You need to discuss this, as a family and she needs to be aware of what she is proposing.

As yet, no-one knows if SIL would be happy for the child to stay at MIL's.

Birdsgottafly Tue 27-Aug-13 11:56:28

"No I'm not saying it's ok at all. But it sounds like it could ALSO be a snapshot. And much as I'm against smacking, a parent who does smack, under pressure isn't necessarily one who should have their children removed!"

No, but she may need a break and that is what MIL is offering.

Namechanger13 Tue 27-Aug-13 12:03:54

Adult, it wasn't a smack, she went to wack her round the head.

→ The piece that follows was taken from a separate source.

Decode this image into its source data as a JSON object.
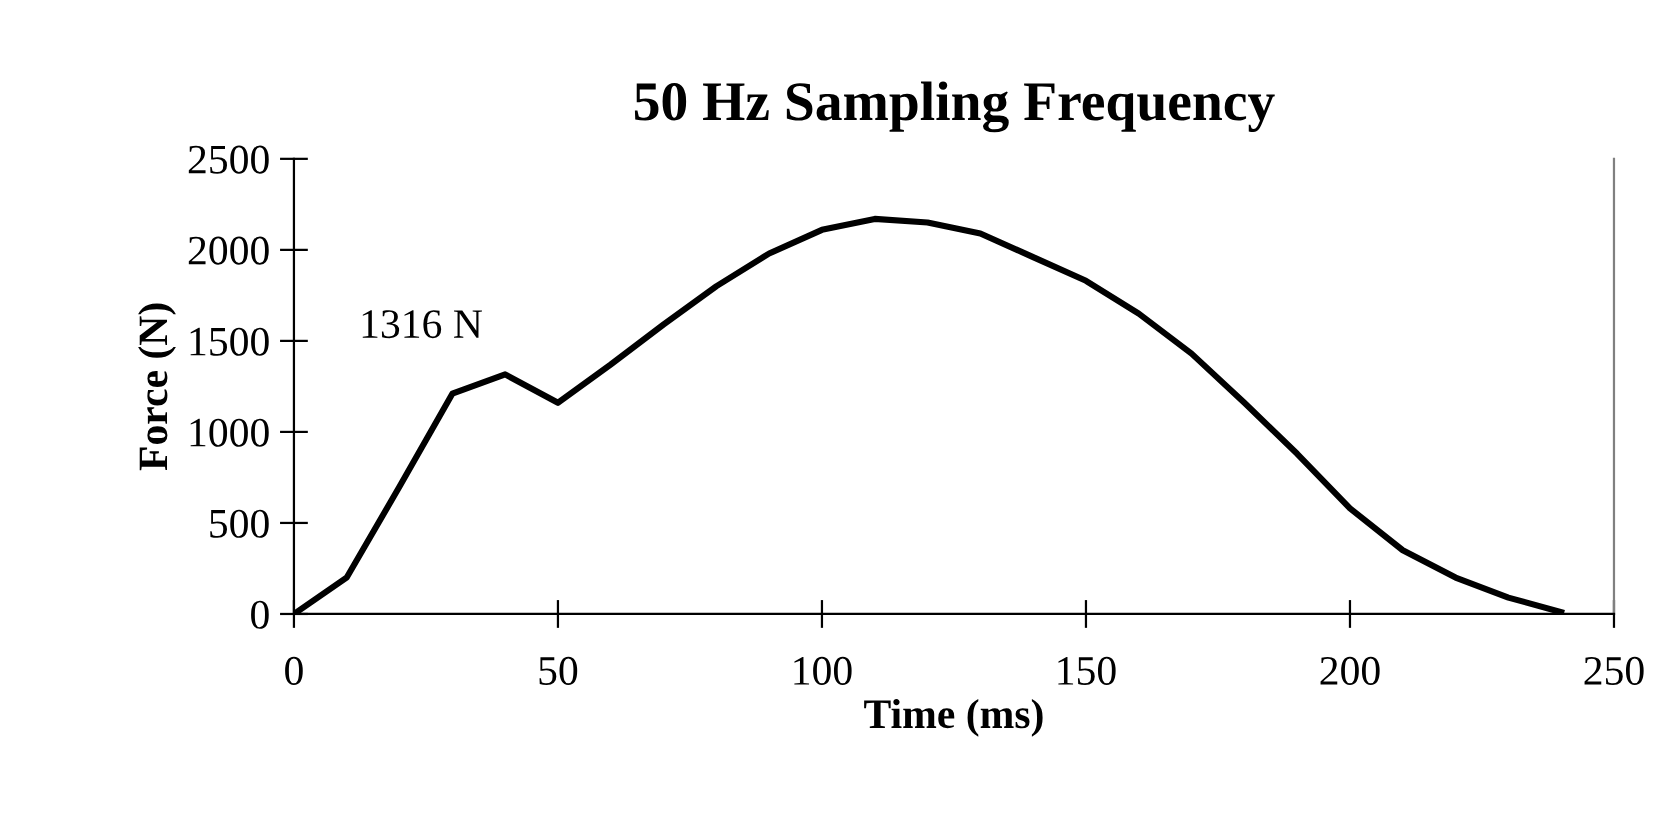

I agree that I don't just think she should be taken away, I thought I had made it clear from my posts that I felt she needed support and was unsure of the best way forward.

Clearly it can't stay this way though, whatever your opinions on smacking, calling your child abusive names and wacking a two year old round the head is abuse.

Namechanger13 Tue 27-Aug-13 12:04:21

*azult - bloody iPad fail

Birdsgottafly Tue 27-Aug-13 12:13:50

It depends on the relationship between MIL and SIL and what sort of a person MIL is, whether she can put the needs of her DGD before her DD.

This is still a border line case and may not fit SS criteria, unless the father and MIL will be honest with what they have witnessed.

Getting SS involved may mean that SIL distances herself, which would be dangerous for the child.

SS would say that the best thing would be for the child to stay with MIL, whilst they do their investigation, so getting them involved may not direct any additional help to SIL at this stage.

Namechanger13 Tue 27-Aug-13 12:22:20

Thank you birds, you have really helped put this into perspective for me. I think I will wait and see if MIL actually does as she says she will, she can be a bit all all no action at times.